Dějiny v obrazech. Československo 1946-1992 (Jiří Pernes, 1997)/
History in pictures. Czechoslovakia from 1946 to 1992 (Jiří Pernes, 1997)


  • What do the photos and drawings in the book lead children to imagine about 1968?
  • What is the difference between the period photography and the contemporary illustrations? Do the descriptions fit the pictures?
  • In what way are their messages different, and why?


A page from a popular children’s book provides a simplified image of 1968 in Czech history. The authors focus on the May 1st celebrations in 1968 – for communist regimes, International Workers’ Day was always an opportunity to manifest their power and unity with their citizens. Participation in the parades was also required and monitored. According to witness testimony, however, the atmosphere in 1968 was different – individual people and groups came to express their support for the reform wing of the Communist Party. Groups whose organization had been forbidden also appeared in the parades – the scouts, for example, but also veterans of foreign units who fought for western powers in the First and Second World Wars.
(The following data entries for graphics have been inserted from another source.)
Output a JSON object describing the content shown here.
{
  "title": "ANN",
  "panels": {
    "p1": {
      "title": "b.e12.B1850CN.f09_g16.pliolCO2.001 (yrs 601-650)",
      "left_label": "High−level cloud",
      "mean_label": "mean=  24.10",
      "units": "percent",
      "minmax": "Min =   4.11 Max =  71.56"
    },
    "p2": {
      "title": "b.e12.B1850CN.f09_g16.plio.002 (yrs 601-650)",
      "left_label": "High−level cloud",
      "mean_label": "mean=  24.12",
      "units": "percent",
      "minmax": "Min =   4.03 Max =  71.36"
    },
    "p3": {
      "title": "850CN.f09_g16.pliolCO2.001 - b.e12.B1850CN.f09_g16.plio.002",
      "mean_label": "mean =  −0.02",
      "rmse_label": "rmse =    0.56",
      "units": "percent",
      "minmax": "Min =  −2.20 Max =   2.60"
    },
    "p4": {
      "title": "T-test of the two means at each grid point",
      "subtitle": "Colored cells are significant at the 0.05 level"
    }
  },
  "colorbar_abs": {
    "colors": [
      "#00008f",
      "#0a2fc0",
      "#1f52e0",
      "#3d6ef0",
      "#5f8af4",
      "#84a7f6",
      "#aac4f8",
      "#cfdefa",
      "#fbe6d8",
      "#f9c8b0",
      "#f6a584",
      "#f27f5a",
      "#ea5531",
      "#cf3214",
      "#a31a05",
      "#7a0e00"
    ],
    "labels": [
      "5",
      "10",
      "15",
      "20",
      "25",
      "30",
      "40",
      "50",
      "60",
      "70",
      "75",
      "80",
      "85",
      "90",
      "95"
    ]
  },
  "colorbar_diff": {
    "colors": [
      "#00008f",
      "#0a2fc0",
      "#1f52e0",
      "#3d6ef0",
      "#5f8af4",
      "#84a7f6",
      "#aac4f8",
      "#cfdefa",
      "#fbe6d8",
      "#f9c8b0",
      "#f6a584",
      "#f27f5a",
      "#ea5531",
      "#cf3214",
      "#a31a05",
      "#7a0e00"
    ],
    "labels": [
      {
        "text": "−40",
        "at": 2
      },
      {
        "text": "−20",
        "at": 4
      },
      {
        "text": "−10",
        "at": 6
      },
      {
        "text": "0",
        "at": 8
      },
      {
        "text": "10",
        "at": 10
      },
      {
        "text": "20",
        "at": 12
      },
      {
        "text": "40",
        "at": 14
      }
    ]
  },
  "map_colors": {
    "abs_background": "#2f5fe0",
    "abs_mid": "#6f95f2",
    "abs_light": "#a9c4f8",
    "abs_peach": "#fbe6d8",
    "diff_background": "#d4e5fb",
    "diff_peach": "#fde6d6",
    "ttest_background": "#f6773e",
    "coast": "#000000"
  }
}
Focus on the visual layout of the page and the short descriptions. The descriptions for the period photographs point to the diversity of the groups that joined the parade; the photo on its own, however, does not show a specific atmosphere – we just see a row of older men in formal suits. The question is whether the official photography tried to suppress the presence of the groups who had only recently become accepted. The author of the contemporary illustrations, who was supposed to show the hope of the Prague Spring, puts the scouts towards the front, ahead of the members of the official youth organisation, the “Pioneers”. The author tries to capture the symbolic idea of Prague Spring.